15. The disposable sheath as claimed in claim 13, wherein the first engagement member and the second engagement member sealingly coupled with the first socket member and the second socket member, respectively, form a unitary structure of the sheath.

16. The disposable sheath as claimed in claim 15, wherein the first engagement member and the second engagement member are configured with a biocompatible adhesive for sealingly coupling with the first socket member and the second socket member, respectively.

17. The disposable sheath as claimed in claim 13, wherein the first engagement member and the second engagement member are configured on an exposed surface and located proximate to the primary end and the secondary end of the shield body member respectively.

18. The disposable sheath as claimed in claim 13, wherein the elongated conduit towards the first end and the second end from a central axis of the elongated conduit conforms to a stepped profile.

19. The disposable sheath as claimed in claim 13, wherein the endoscope cap comprises a transparent lens configured with a plurality of orifices, the transparent lens disposed at a front portion of the endoscope cap, thereby forming a closed structure at the front portion of the endoscope cap, the transparent lens allows visualization of an internal organ of a subject during the endoscopy.

20. The disposable sheath as claimed in claim 13, wherein the endoscope cap comprises an aperture configured at a rear portion of the endoscope cap, the aperture configured to receive the portion of the elongated conduit and the shield body member encompassing the distal end of the endoscope device.

21. The disposable sheath as claimed in claim 20, wherein the endoscope cap conforms to a shape of the elongated conduit and the shield body member encasing the endoscope device, thereby enabling a snug mount of the endoscope cap to the portion of the elongated conduit and the shield body member covering the distal end of the endoscope device.

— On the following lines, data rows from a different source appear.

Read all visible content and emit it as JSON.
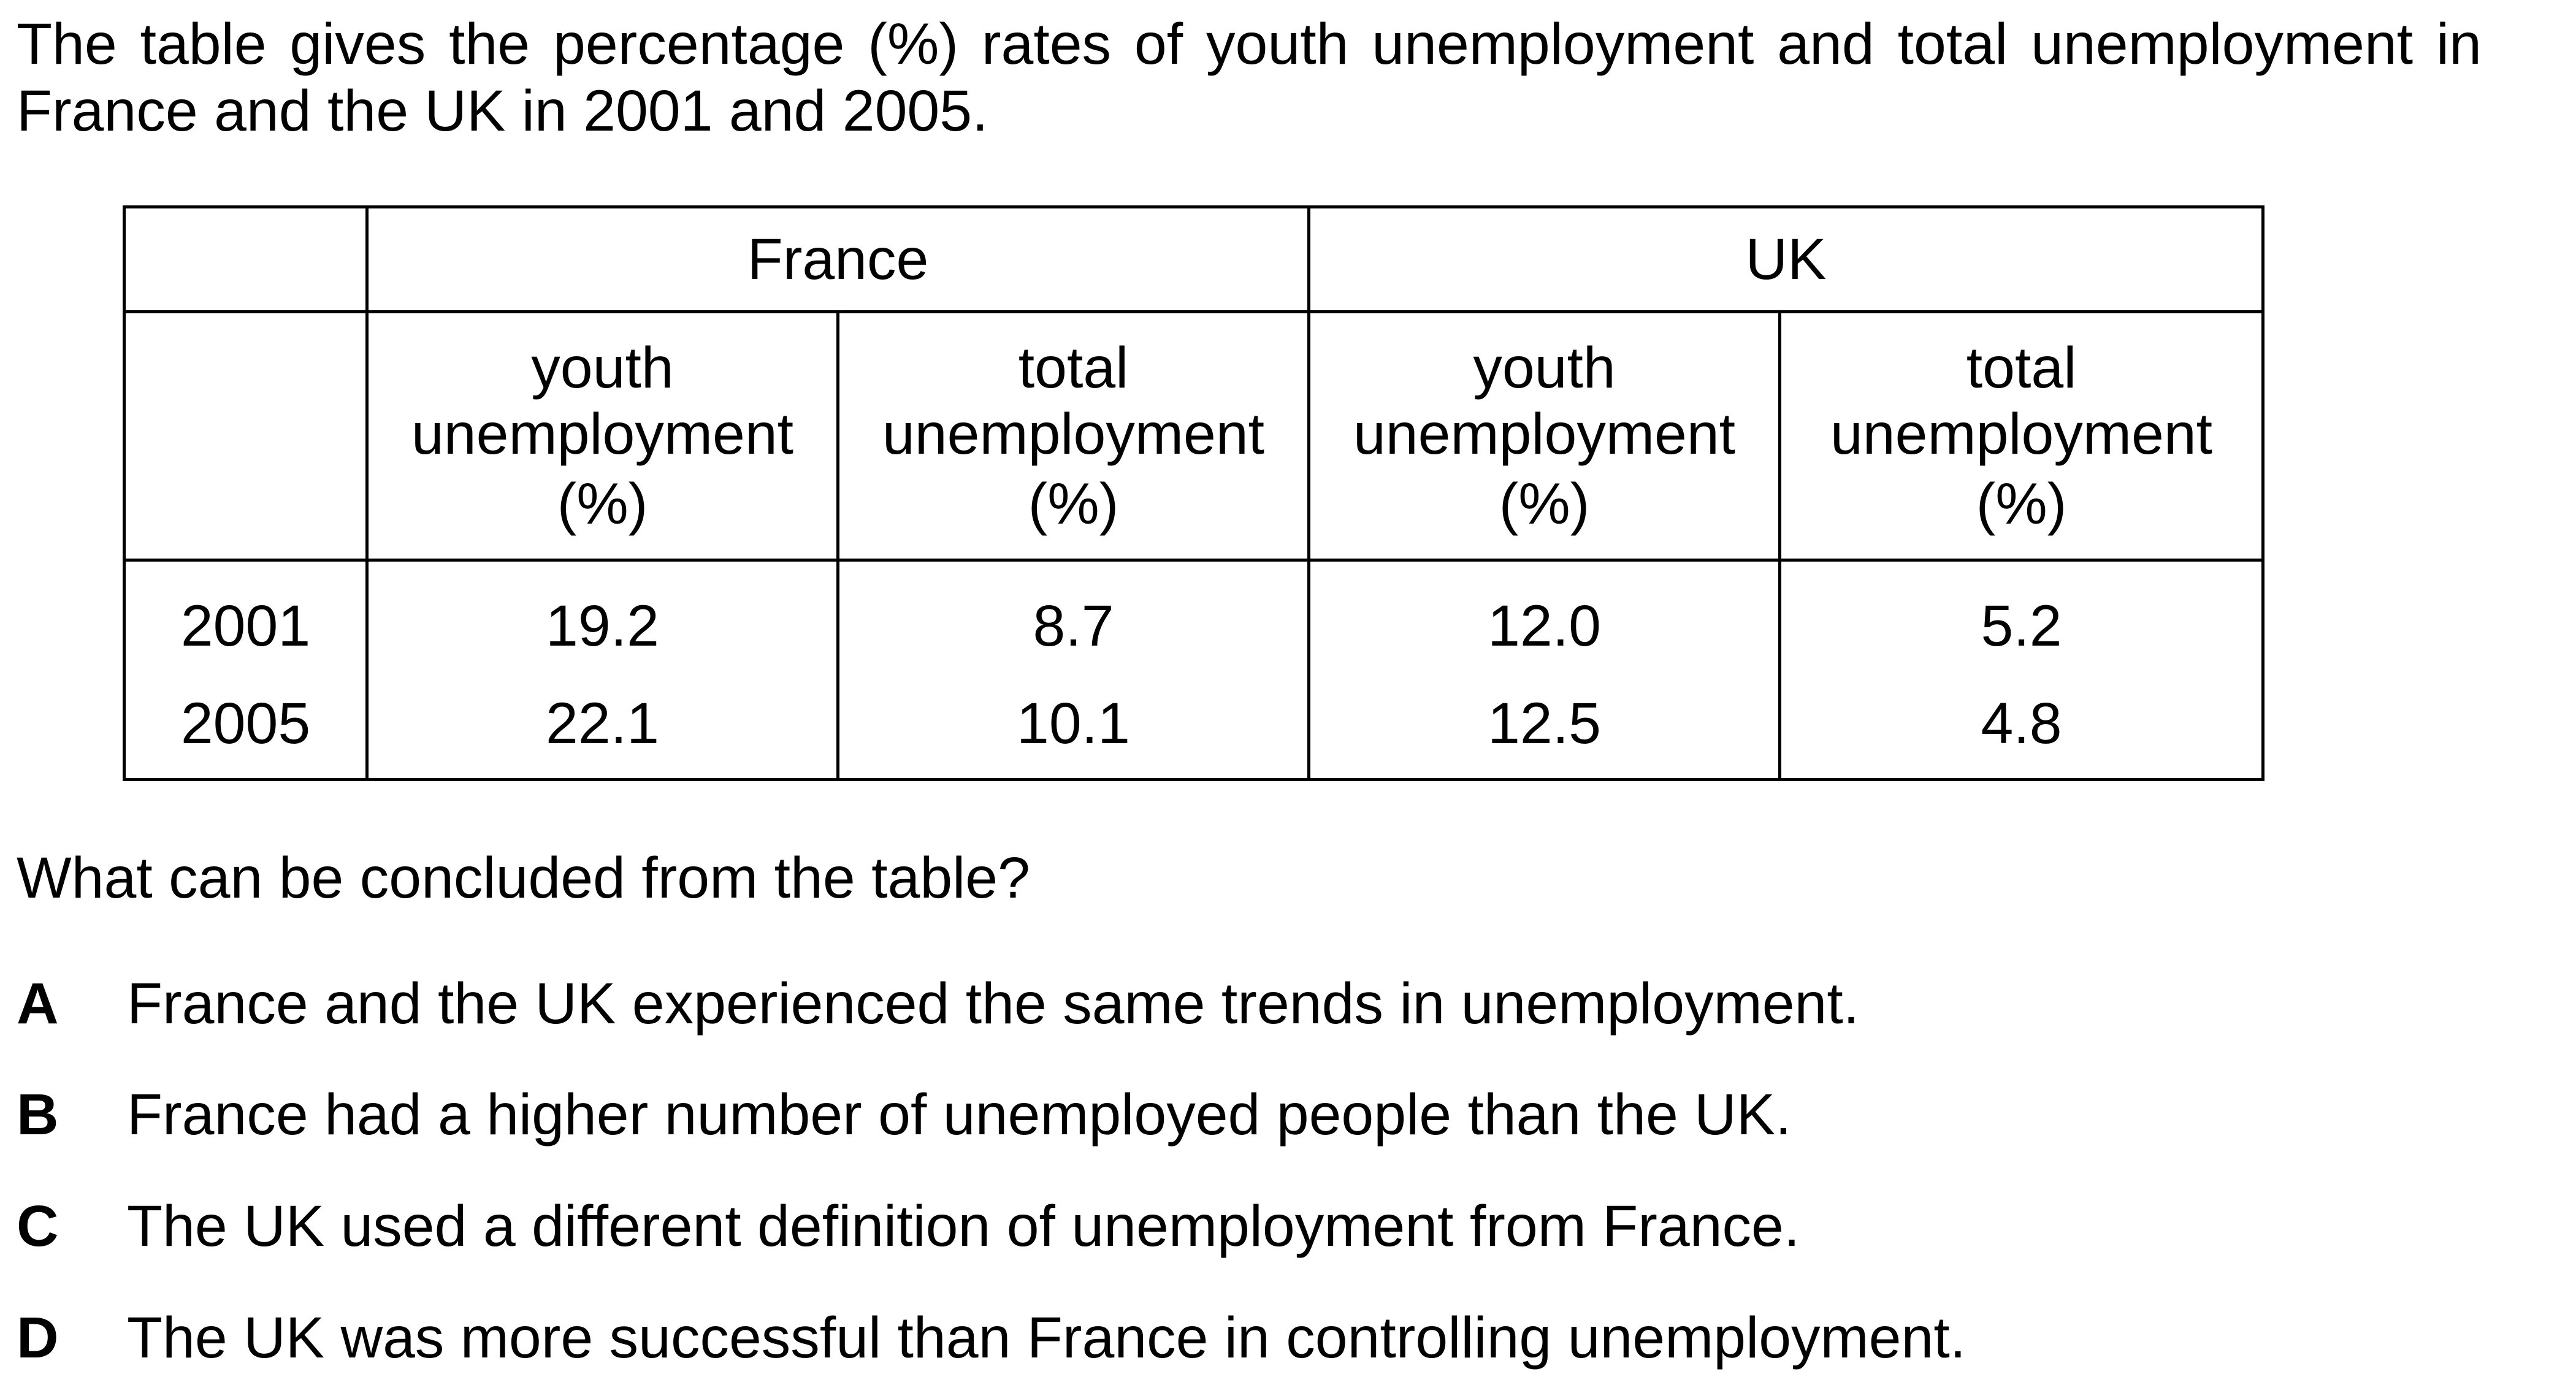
{
  "intro": "The table gives the percentage (%) rates of youth unemployment and total unemployment in France and the UK in 2001 and 2005.",
  "table": {
    "countries": [
      "France",
      "UK"
    ],
    "subheaders": [
      {
        "line1": "youth",
        "line2": "unemployment",
        "unit": "(%)"
      },
      {
        "line1": "total",
        "line2": "unemployment",
        "unit": "(%)"
      },
      {
        "line1": "youth",
        "line2": "unemployment",
        "unit": "(%)"
      },
      {
        "line1": "total",
        "line2": "unemployment",
        "unit": "(%)"
      }
    ],
    "rows": [
      {
        "year": "2001",
        "values": [
          "19.2",
          "8.7",
          "12.0",
          "5.2"
        ]
      },
      {
        "year": "2005",
        "values": [
          "22.1",
          "10.1",
          "12.5",
          "4.8"
        ]
      }
    ]
  },
  "question": "What can be concluded from the table?",
  "options": [
    {
      "letter": "A",
      "text": "France and the UK experienced the same trends in unemployment."
    },
    {
      "letter": "B",
      "text": "France had a higher number of unemployed people than the UK."
    },
    {
      "letter": "C",
      "text": "The UK used a different definition of unemployment from France."
    },
    {
      "letter": "D",
      "text": "The UK was more successful than France in controlling unemployment."
    }
  ]
}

22. The disposable sheath as claimed in claim 13, wherein the plurality of hollow ports comprises:

a first hollow port located proximate to the first socket member and the second socket member, the first hollow port configured to allow passage of fluids therethrough; and

a second hollow port located at a central portion of the elongated conduit, the second hollow port corresponds to a biopsy channel.

23. The disposable sheath as claimed in claim 13, wherein the elongated conduit and the shield body member are made of flexible materials.